MINNEAPOLIS / ST. PAUL--For the first time, parties on both sides of the controversy over genetically modified food are coming together to set industrywide safety standards. Led by researchers at the University of Minnesota, the Safety First Initiative brings together representatives of business, science, public interest, environmental and consumer organizations. In a commentary to be published in the June 2003 issue of Nature Biotechnology, University of Minnesota professors Anne Kapuscinski and Lawrence Jacobs and others describe the formation of working groups to set standards for building human and environmental safety into the entire development process for two classes of genetically modified organisms (GMOs): fish modified for increased production in fish farms and plants modified to produce pharmaceuticals. The group hopes to see such standards become the basis for regulation of GMO safety much as general food safety is now regulated and monitored, Jacobs said.
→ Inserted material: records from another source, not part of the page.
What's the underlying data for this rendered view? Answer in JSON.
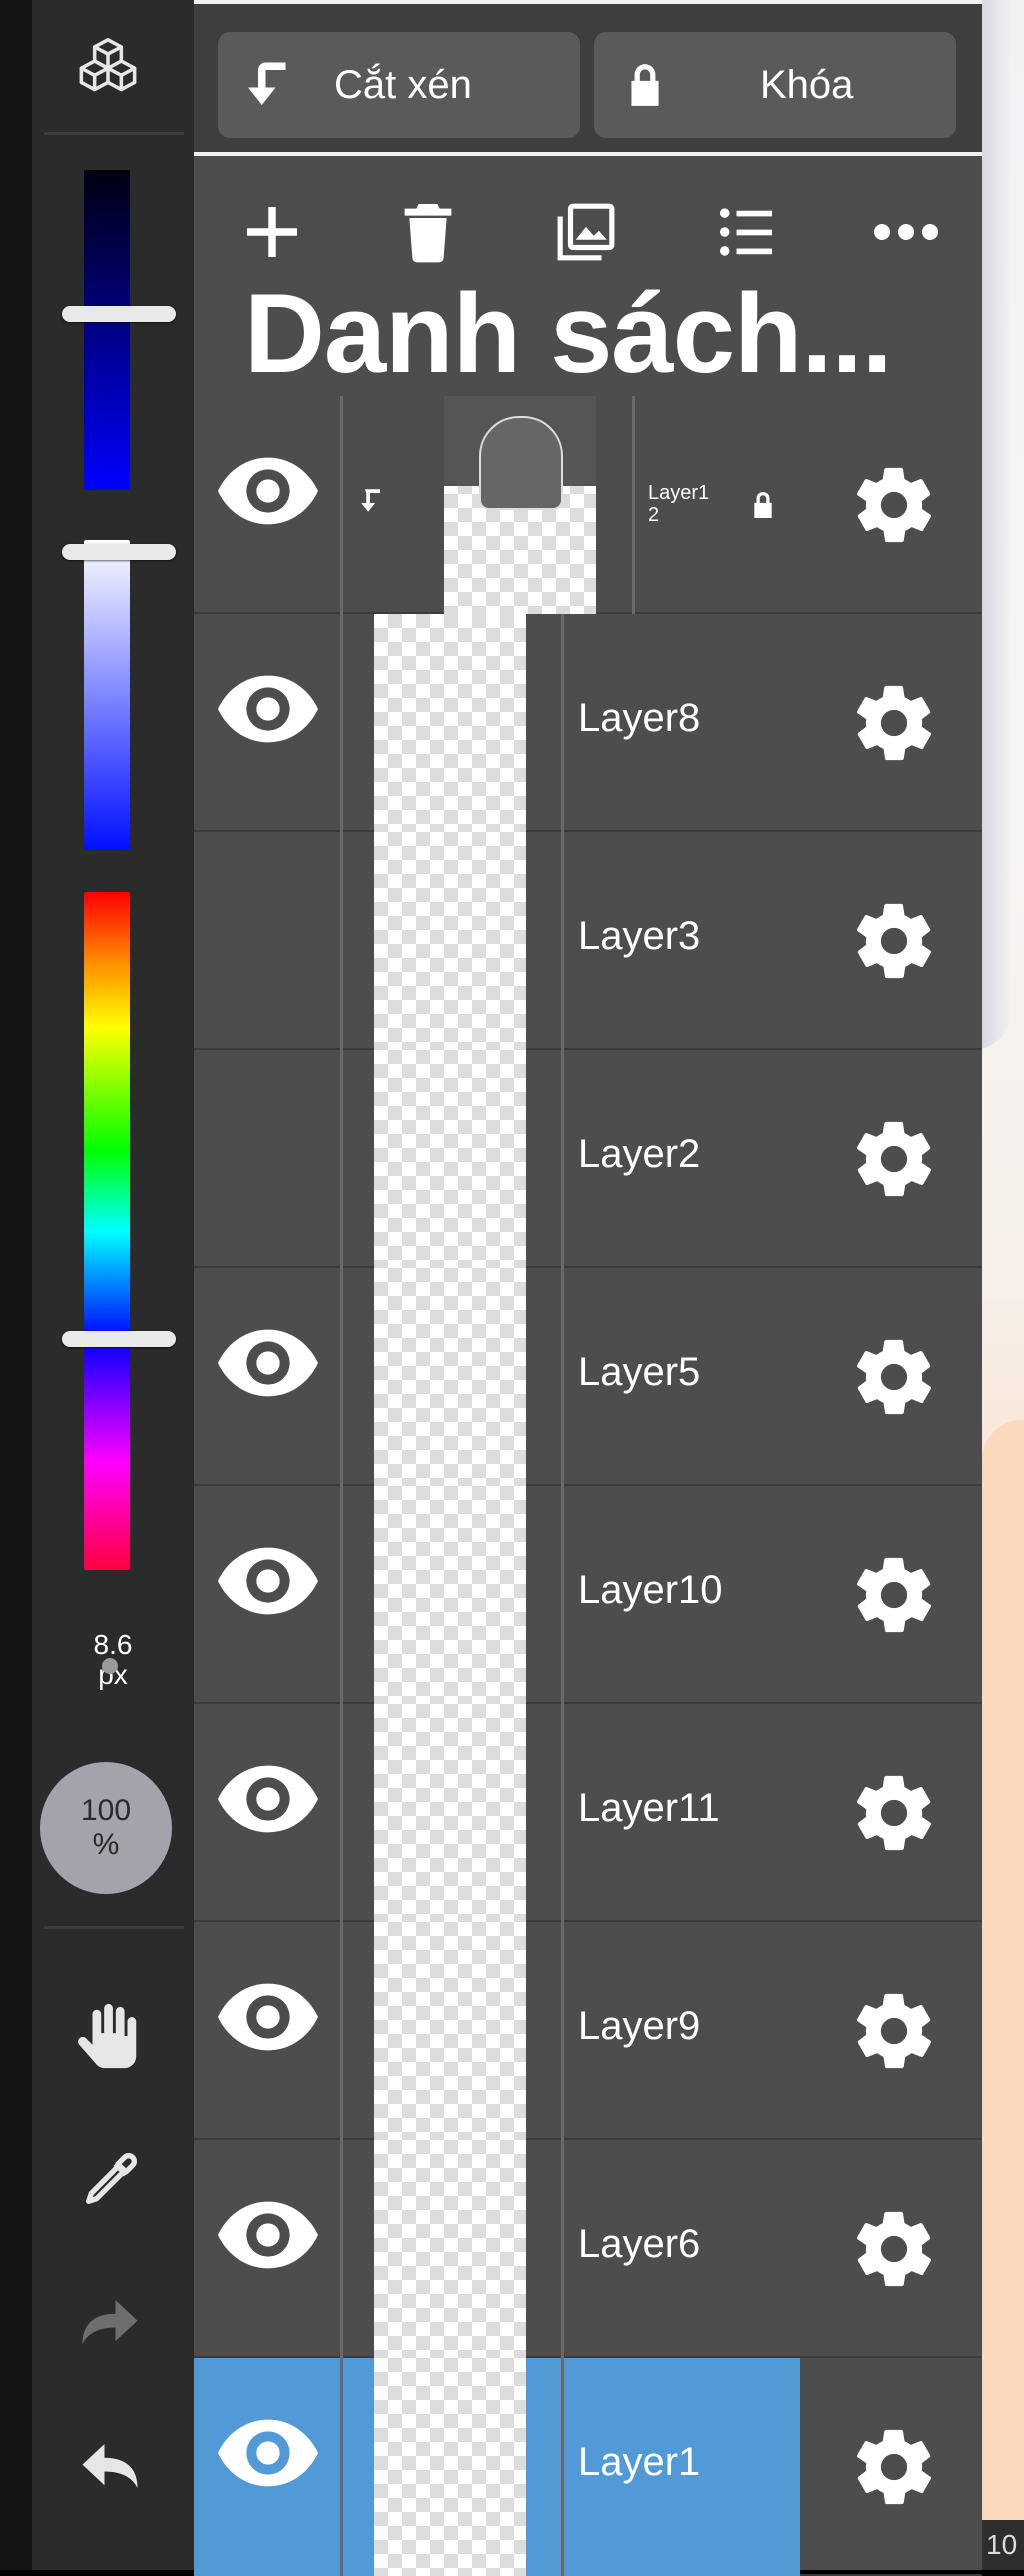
{
  "toolbar_top": {
    "clip_label": "Cắt xén",
    "lock_label": "Khóa"
  },
  "panel": {
    "title": "Danh sách..."
  },
  "tools": {
    "brush_size": "8.6",
    "brush_size_unit": "px",
    "opacity_value": "100",
    "opacity_unit": "%"
  },
  "sliders": {
    "blue_level": 0.45,
    "white_level": 0.04,
    "hue_level": 0.66
  },
  "layers": [
    {
      "name": "Layer1\n2",
      "visible": true,
      "clipped": true,
      "locked": true,
      "selected": false
    },
    {
      "name": "Layer8",
      "visible": true,
      "clipped": false,
      "locked": false,
      "selected": false
    },
    {
      "name": "Layer3",
      "visible": false,
      "clipped": false,
      "locked": false,
      "selected": false
    },
    {
      "name": "Layer2",
      "visible": false,
      "clipped": false,
      "locked": false,
      "selected": false
    },
    {
      "name": "Layer5",
      "visible": true,
      "clipped": false,
      "locked": false,
      "selected": false
    },
    {
      "name": "Layer10",
      "visible": true,
      "clipped": false,
      "locked": false,
      "selected": false
    },
    {
      "name": "Layer11",
      "visible": true,
      "clipped": false,
      "locked": false,
      "selected": false
    },
    {
      "name": "Layer9",
      "visible": true,
      "clipped": false,
      "locked": false,
      "selected": false
    },
    {
      "name": "Layer6",
      "visible": true,
      "clipped": false,
      "locked": false,
      "selected": false
    },
    {
      "name": "Layer1",
      "visible": true,
      "clipped": false,
      "locked": false,
      "selected": true
    }
  ],
  "canvas": {
    "zoom_text": "10"
  },
  "colors": {
    "accent": "#519ad6",
    "panel_bg": "#4d4d4d",
    "strip_bg": "#2b2b2b"
  }
}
The Safety First Initiative comes in response to well-publicized battles over the safety of GMO food. European unease has slowed American exports of GMO crops, which are now the focus of a battle in the World Trade Organization. In the United States, consumer and public interest organizations that doubt the safety of GMO products are facing off against businesses that are intent on recouping huge investments in GMOs and fending off liability claims and losses from product failures.
"We need a new approach to governing biotechnology that breaks free of the polarized debate and regulatory stalemate," said Kapuscinski (Cap-oo-SHIN-ski), a professor of fisheries, wildlife and conservation biology and first author of the commentary. "This initiative is building a rare and extraordinary convergence among previously acrimonious parties in the agricultural biotechnology debate."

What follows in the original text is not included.